- EU compels Apple to adopt USB-C by 2024.
- Apple set to feature an iPhone 15 USB-C charger for universal compatibility.
- Apple is likely to spin transition as a consumer convenience.
- The end of Lightning accessories: A new era for Apple.
In its pursuit to sway Apple towards adopting RCS messaging, Google may encounter failure, yet European Union lawmakers have triumphantly compelled Apple and other prominent brands to embrace an alternative universal standard, USB-C, by the conclusion of 2024.
Consequently, the forthcoming iPhone 15 set to debut at the September 12 or 13 event, may soon share an iPhone 15 USB C charger with even the most affordable Android devices, all of which abandoned the micro USB interface years ago.
While introducing the iPhone 15 USB C charge marks a significant victory for consumers – particularly those weary of toting multiple charging cables for their devices – there exists ample reason to suspect that Apple will endeavor to portray this transition as an innovation entirely of its own making, despite its vehement opposition to the legislation in the past.
Back in 2012, the iPhone 5 became the pioneer in adopting the Lightning connector, leaving the antiquated 30-pin connector in its wake.

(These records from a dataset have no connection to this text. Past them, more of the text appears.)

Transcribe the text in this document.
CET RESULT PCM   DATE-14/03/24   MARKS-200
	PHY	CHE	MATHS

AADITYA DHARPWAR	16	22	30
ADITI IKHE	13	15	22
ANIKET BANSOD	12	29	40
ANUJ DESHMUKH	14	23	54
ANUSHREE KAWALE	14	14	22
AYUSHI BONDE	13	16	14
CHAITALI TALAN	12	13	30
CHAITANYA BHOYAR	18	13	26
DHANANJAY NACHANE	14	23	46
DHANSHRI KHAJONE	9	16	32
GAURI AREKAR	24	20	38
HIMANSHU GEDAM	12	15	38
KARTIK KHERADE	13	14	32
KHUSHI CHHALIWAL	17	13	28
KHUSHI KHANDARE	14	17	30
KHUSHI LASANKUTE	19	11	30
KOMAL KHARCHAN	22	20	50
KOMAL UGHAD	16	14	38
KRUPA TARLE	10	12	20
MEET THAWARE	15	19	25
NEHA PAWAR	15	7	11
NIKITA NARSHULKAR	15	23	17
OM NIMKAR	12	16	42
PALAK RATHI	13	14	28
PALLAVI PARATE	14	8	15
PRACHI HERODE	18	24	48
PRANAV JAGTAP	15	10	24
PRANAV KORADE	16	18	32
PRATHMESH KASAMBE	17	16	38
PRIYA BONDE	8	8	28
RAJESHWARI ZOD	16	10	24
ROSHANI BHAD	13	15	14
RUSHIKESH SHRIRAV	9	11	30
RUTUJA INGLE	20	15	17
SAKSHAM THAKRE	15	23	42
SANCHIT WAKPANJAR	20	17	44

Given the limited options that the EU ruling has left Apple with – namely, the adoption of USB-C, the creation of region-specific iPhones, or even the daring move towards a completely portless design – it appears highly likely that the tech giant will wholeheartedly embrace the shift rather than attempting to obscure the rationale behind this year’s transition.
In his informative Power On newsletter, Bloomberg’s Mark Gurman elucidated that this shift might incur financial losses for Apple, stemming from licensing fees typically collected from accessory manufacturers under the Made for iPhone (MFi) program.

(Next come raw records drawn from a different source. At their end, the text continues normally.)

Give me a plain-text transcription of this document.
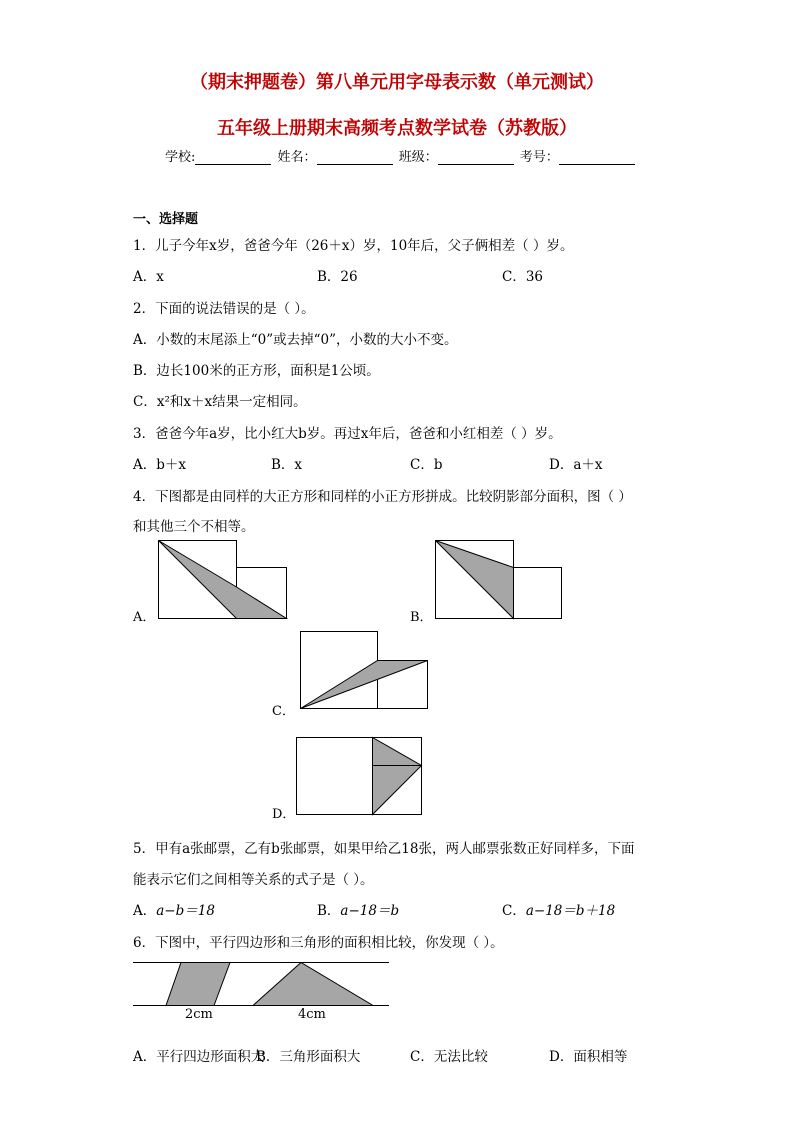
（期末押题卷）第八单元用字母表示数（单元测试）
五年级上册期末高频考点数学试卷（苏教版）
学校:	姓名：	班级：	考号：
一、选择题
1．儿子今年x岁，爸爸今年（26＋x）岁，10年后，父子俩相差（ ）岁。
A．x	B．26	C．36
2．下面的说法错误的是（ ）。
A．小数的末尾添上“0”或去掉“0”，小数的大小不变。
B．边长100米的正方形，面积是1公顷。
C．x²和x＋x结果一定相同。
3．爸爸今年a岁，比小红大b岁。再过x年后，爸爸和小红相差（ ）岁。
A．b＋x	B．x	C．b	D．a＋x
4．下图都是由同样的大正方形和同样的小正方形拼成。比较阴影部分面积，图（ ）
和其他三个不相等。
A．	B．
C．
D．
5．甲有a张邮票，乙有b张邮票，如果甲给乙18张，两人邮票张数正好同样多，下面
能表示它们之间相等关系的式子是（ ）。
A．a−b＝18	B．a−18＝b	C．a−18＝b＋18
6．下图中，平行四边形和三角形的面积相比较，你发现（ ）。
2cm	4cm
A．平行四边形面积大
B．三角形面积大	C．无法比较	D．面积相等
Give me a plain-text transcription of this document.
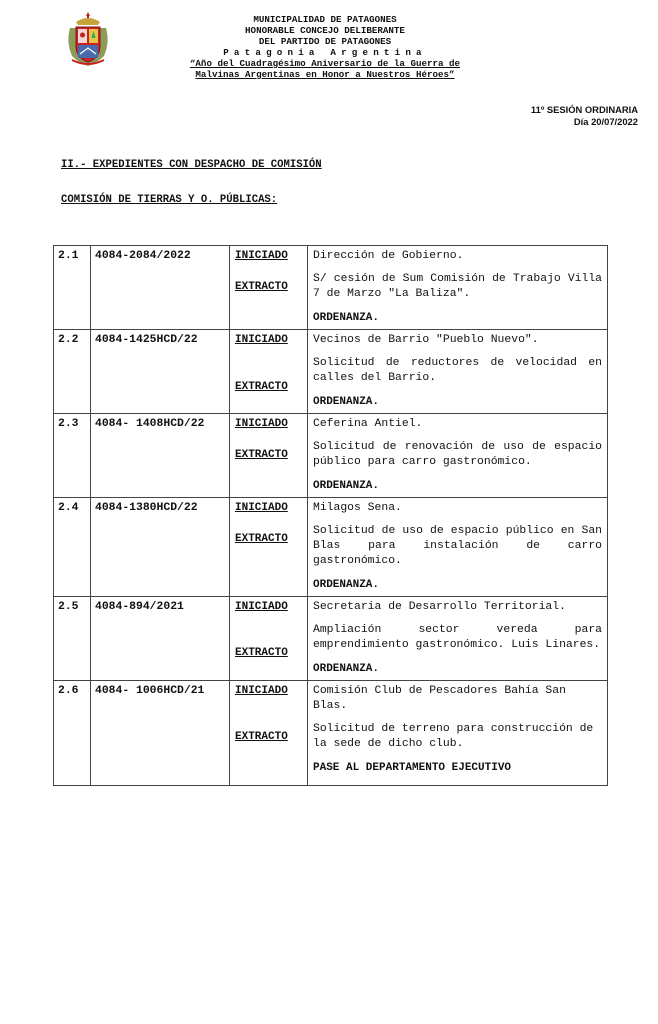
MUNICIPALIDAD DE PATAGONES
HONORABLE CONCEJO DELIBERANTE
DEL PARTIDO DE PATAGONES
Patagonia Argentina
“Año del Cuadragésimo Aniversario de la Guerra de
Malvinas Argentinas en Honor a Nuestros Héroes”
11º SESIÓN ORDINARIA
Día 20/07/2022
II.- EXPEDIENTES CON DESPACHO DE COMISIÓN
COMISIÓN DE TIERRAS Y O. PÚBLICAS:
2.1	4084-2084/2022	INICIADO
EXTRACTO	Dirección de Gobierno.
S/ cesión de Sum Comisión de Trabajo Villa 7 de Marzo "La Baliza".
ORDENANZA.

2.2	4084-1425HCD/22	INICIADO
EXTRACTO	Vecinos de Barrio "Pueblo Nuevo".
Solicitud de reductores de velocidad en calles del Barrio.
ORDENANZA.

2.3	4084- 1408HCD/22	INICIADO
EXTRACTO	Ceferina Antiel.
Solicitud de renovación de uso de espacio público para carro gastronómico.
ORDENANZA.

2.4	4084-1380HCD/22	INICIADO
EXTRACTO	Milagos Sena.
Solicitud de uso de espacio público en San Blas para instalación de carro gastronómico.
ORDENANZA.

2.5	4084-894/2021	INICIADO
EXTRACTO	Secretaria de Desarrollo Territorial.
Ampliación sector vereda para emprendimiento gastronómico. Luis Linares.
ORDENANZA.

2.6	4084- 1006HCD/21	INICIADO
EXTRACTO	Comisión Club de Pescadores Bahía San Blas.
Solicitud de terreno para construcción de la sede de dicho club.
PASE AL DEPARTAMENTO EJECUTIVO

Additionally, it can make the business more vulnerable to clients migrating to Android smartphones. However, Apple is likely to present this transition as a benevolent stroke of genius, with consumer convenience at its core.

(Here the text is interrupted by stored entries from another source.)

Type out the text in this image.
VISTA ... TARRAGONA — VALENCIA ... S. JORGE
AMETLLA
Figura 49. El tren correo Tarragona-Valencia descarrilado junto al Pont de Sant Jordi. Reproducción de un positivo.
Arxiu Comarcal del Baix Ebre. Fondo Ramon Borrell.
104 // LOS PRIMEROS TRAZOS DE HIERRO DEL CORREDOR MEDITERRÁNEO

For instance, the prospect of traveling with a single cable and charger compatible with your MacBook, iPad, or iPhone, and, thanks to a novel charging case, AirPods, is on the horizon.
Buyers of the iPhone 15 Pro will also benefit from enhanced wired data transfer rates and charging speeds, although Gurman speculates that Apple might curtail performance when using non-MFi cables and adapters. While Apple is moving toward a universal standard with the iPhone 15 USB C charger, it doesn’t mean it won’t retain some of its trademark quirks.
To prevent this transition from turning into a public relations debacle akin to the removal of the headphone jack, Apple may never openly acknowledge the EU’s role, at least not on the public stage. The legislators argued that universal USB-C adoption across all smartphones would decrease e-waste generation, as more devices would share a consistent standard for cables and chargers.
In contrast, Apple contended that the shift to the iPhone 15 USB C charger would render the current generation of Lightning accessories obsolete. Last year, Greg Joswiak, Apple’s head of marketing, expressed displeasure that governments were encroaching on product design decisions.
While this transition carries several advantages for consumers, there’s undoubtedly a substantial portion of iOS enthusiasts who will be irked by the sudden obsolescence of certain accessories, such as the older USB-A chargers that once accompanied earlier iPhone models.
It seems reasonable to surmise that Apple, as a brand, would have clung to the Lightning standard if the EU had not intervened – at least until the persistent rumors of a portless device come to fruition.
It’s only a matter of time before we witness the iPhone 15 USB C charger in iPhone 15 series. At the very least, you and your acquaintances who own iPhones will soon be able to share a solitary charging cable. Now, the only missing piece of the puzzle is the introduction of RCS to iOS, to achieve true harmony between these two platforms.